What is a blockchain?

A blockchain is a distributed ledger that allows information to be captured and shared by a community. In this community, each member maintains their own copy of the information and all members must collectively validate each update. This provides a network with a single source of truth to work with. Very similar to a Google sheet, but better. Why? Because with blockchain, data can only be added according to a certain set of rules controlled by the network, and once added, the data can never be altered or deleted.

What is the added value of blockchain? 

The ingredients of our food travel thousands of miles until they end up on our plate. The chains are long and complicated and therefore not always equally insightful. Blockchain technology can provide transparency and ensure that captured data can be more customized and remains in the hands of the user. This makes blockchain a fair platform where data can be exchanged, even within competitive value chains. It creates an open food supply chain, from farmer to consumer. Both farmers and consumers will have access to important information. 

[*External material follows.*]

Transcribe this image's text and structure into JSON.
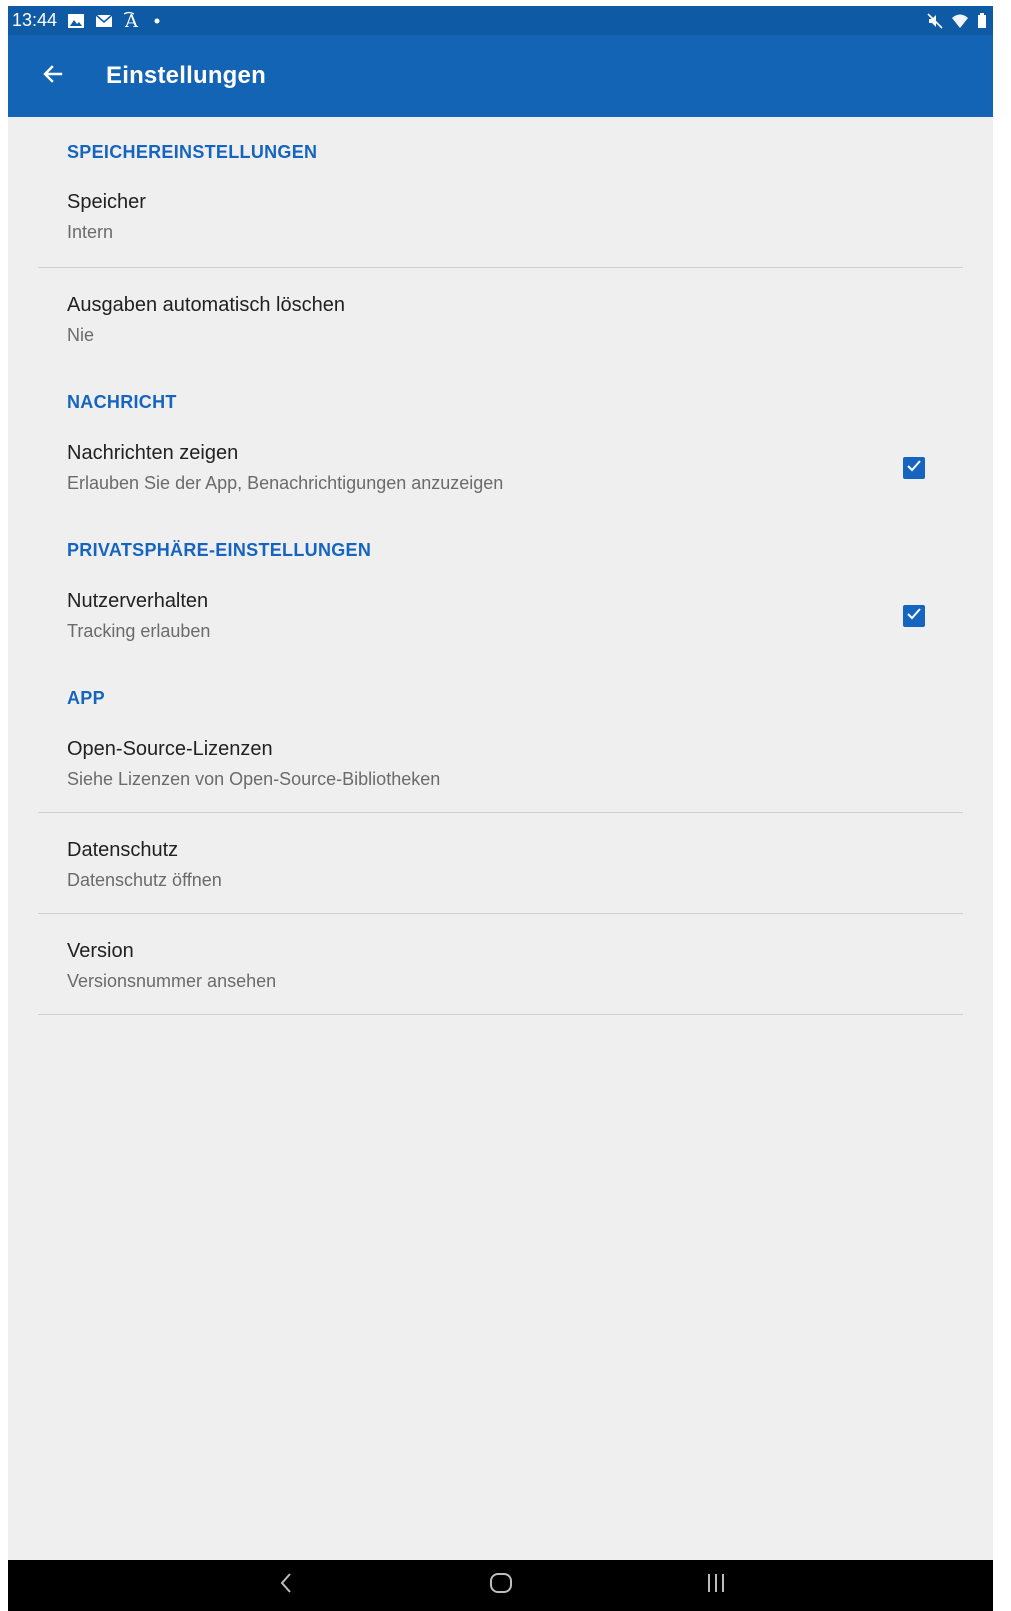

The farmer will have a view on further processing of his/her product, such as the quality label which is awarded at a later stage. In addition, the nutmeg farmer confirms, for example, that he has received a certain price for a certain quantity and type of quality. The consumer can see exactly where the product comes from, but also whether sustainability and quality promises are being fulfilled. The advantage is that sustainability and quality requirements on the blockchain can be guaranteed. 

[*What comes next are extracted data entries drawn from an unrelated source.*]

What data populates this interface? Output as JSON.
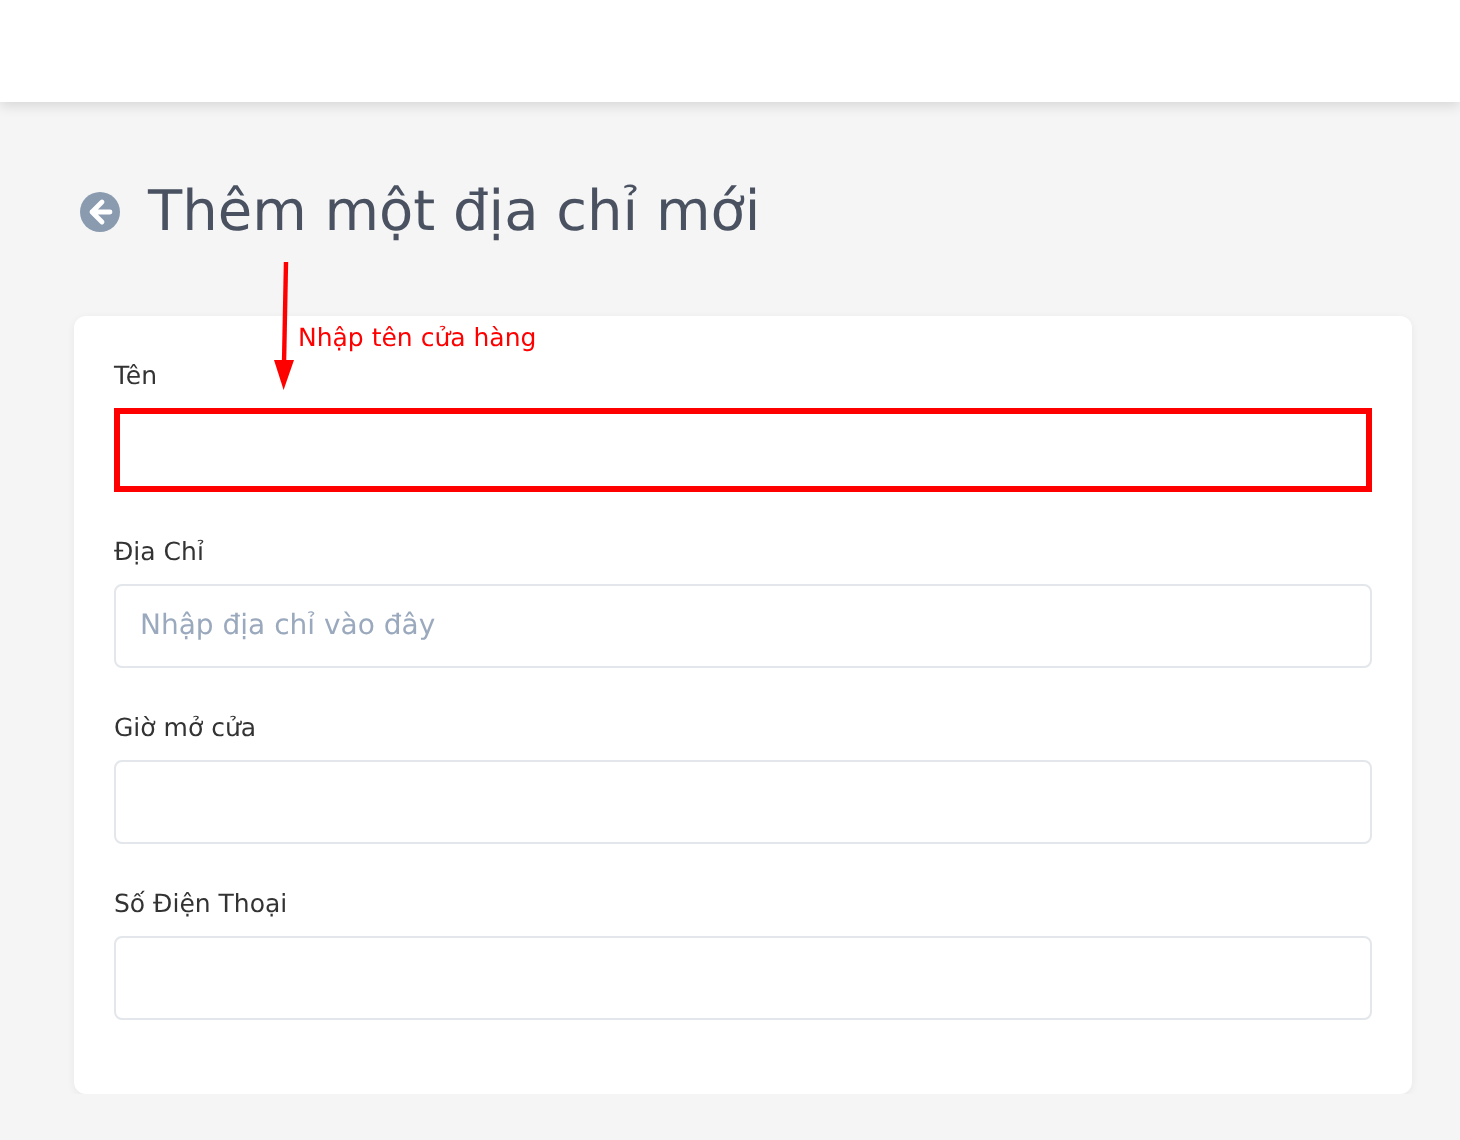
{
  "title": "Thêm một địa chỉ mới",
  "annotation": {
    "text": "Nhập tên cửa hàng"
  },
  "fields": [
    {
      "label": "Tên",
      "highlighted": true
    },
    {
      "label": "Địa Chỉ",
      "placeholder": "Nhập địa chỉ vào đây",
      "highlighted": false
    },
    {
      "label": "Giờ mở cửa",
      "highlighted": false
    },
    {
      "label": "Số Điện Thoại",
      "highlighted": false
    }
  ]
}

What is transparency? And what does Fairfood want to achieve with it?

With transparency, we deduce a food supply chain that ceases to be opaque; one in which everyone can see where their food is coming from, by who it was harvested, and whether that someone got a fair price for their produce. Then, we proceed to the following question: do those people earn enough money to make a living income or wage?

We want to use the transparency that blockchain enables to help consumers answer that question and pick their food consciously. Is your food brand claiming to be paying a fair price to their farmers? Why not check for yourself. This is what we want to achieve: a food system in which consumers can verify veracity for themselves so that it can benefit those who cannot.

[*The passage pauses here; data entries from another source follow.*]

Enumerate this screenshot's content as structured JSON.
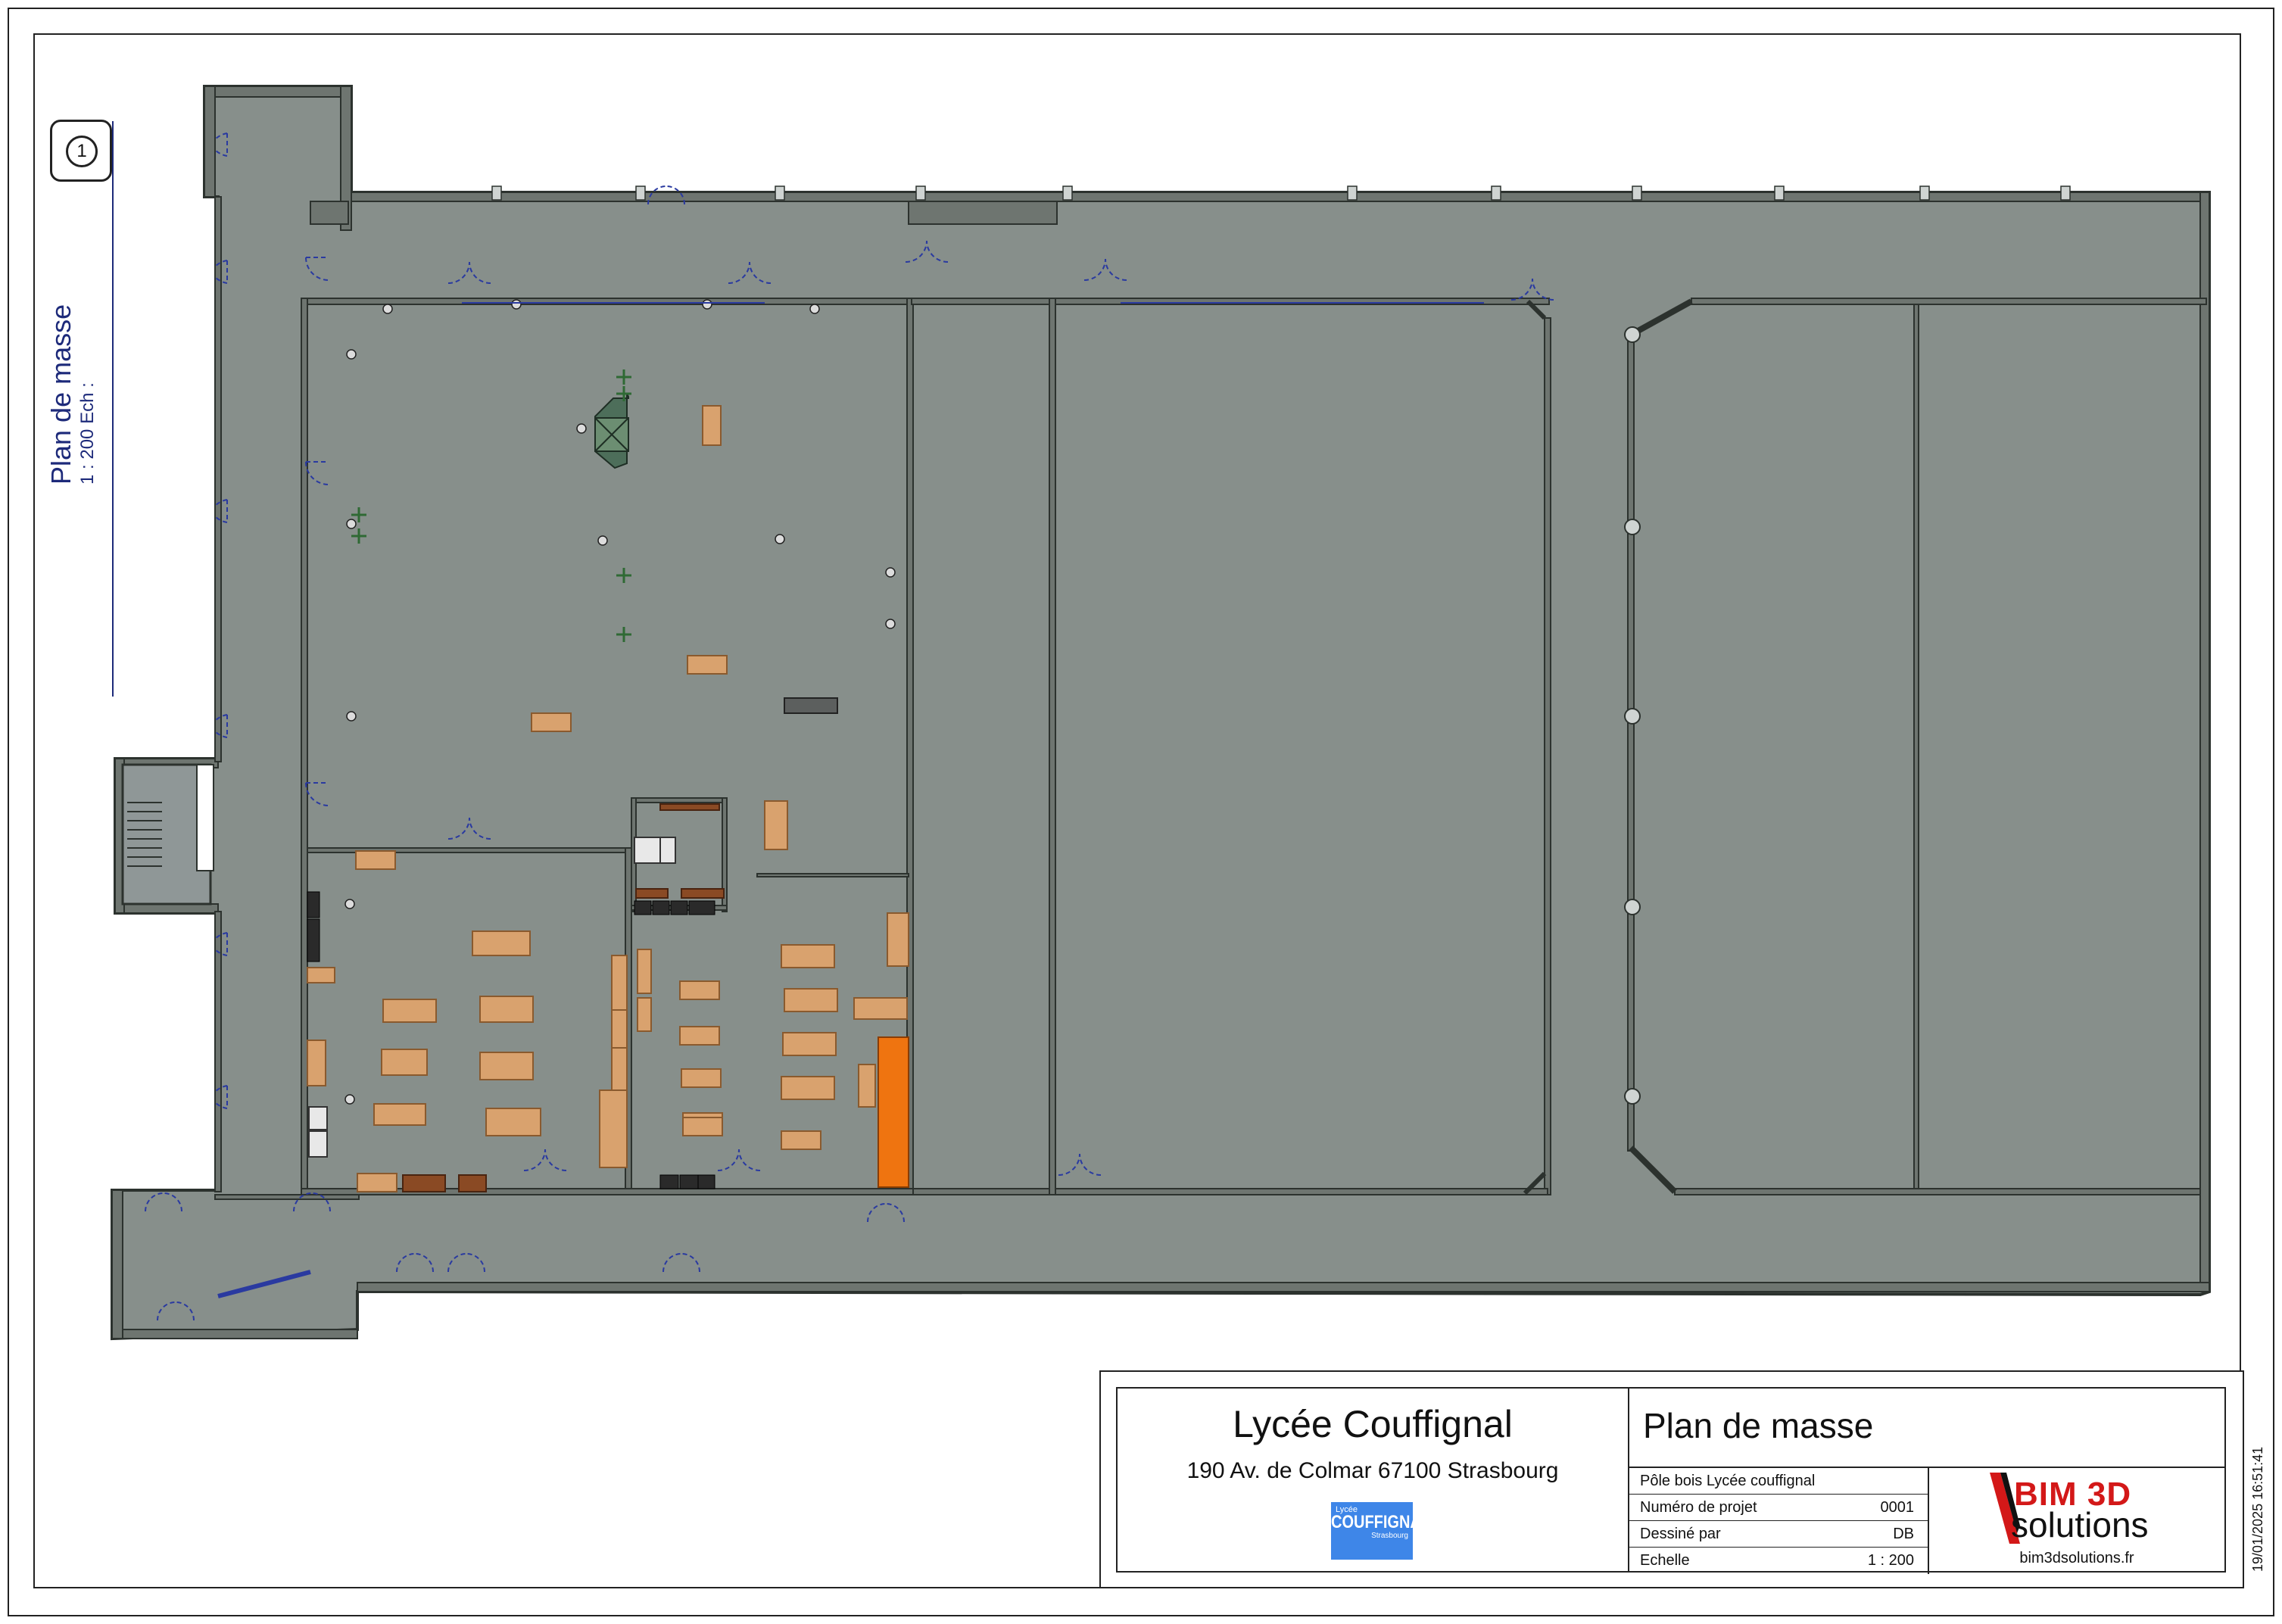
{
  "view": {
    "name": "Plan de masse",
    "scale_label": "1 : 200",
    "scale_prefix": "Ech :",
    "number": "1"
  },
  "title_block": {
    "school": "Lycée Couffignal",
    "address": "190 Av. de Colmar 67100 Strasbourg",
    "logo": {
      "line1": "Lycée",
      "line2": "COUFFIGNAL",
      "line3": "Strasbourg",
      "color": "#3e86e8"
    },
    "sheet_title": "Plan de masse",
    "rows": [
      {
        "key": "Pôle bois Lycée couffignal",
        "value": ""
      },
      {
        "key": "Numéro de projet",
        "value": "0001"
      },
      {
        "key": "Dessiné par",
        "value": "DB"
      },
      {
        "key": "Echelle",
        "value": "1 : 200"
      }
    ],
    "brand": {
      "bim": "BIM 3D",
      "solutions": "solutions",
      "url": "bim3dsolutions.fr",
      "accent": "#d31818"
    }
  },
  "timestamp": "19/01/2025 16:51:41",
  "colors": {
    "floor": "#878f8b",
    "floor_light": "#8e9696",
    "wall": "#6e7570",
    "wall_edge": "#2c322e",
    "furniture": "#d9a26e",
    "furniture_edge": "#8a5a2e",
    "highlight": "#ef7410",
    "dark_furniture": "#2a2a2a",
    "door": "#2a3aa0"
  }
}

What is a living income? And what about a living wage? 

Simply put: earning a living income means that someone earns enough to lead a decent life. With more diction: a living income is the compensation that a self-employed individual receives for a standard working week that enables that farmer and all his/her family to afford a decent living. This means, among other things, that the household can afford basic necessities like: sufficient food and water, a roof over their heads, education, health care, transport and education. After basic necessities, the farmer should also have enough money to save, and build a pension.

It is important though, to make a distinction between “living wages” and “living income”: a living wage applies to people with wages, whereas a living income applies to self-employed workers, such as the farmers behind our coffee. Learn more on this page.

Can Trace be used for supply chains of blended products?

Yes, Trace is being used for blends. For example, coffee specialists, Trabocca uses Trace to track the supply of their blended variety in which the produce comes from different parts of the world such as Colombia, Ethiopia, and Kenya. Even in case of mass balancing, where part of the blend may come from unknown sources, Trace can be used to do proportional traceability which is much better than absolute ambiguity.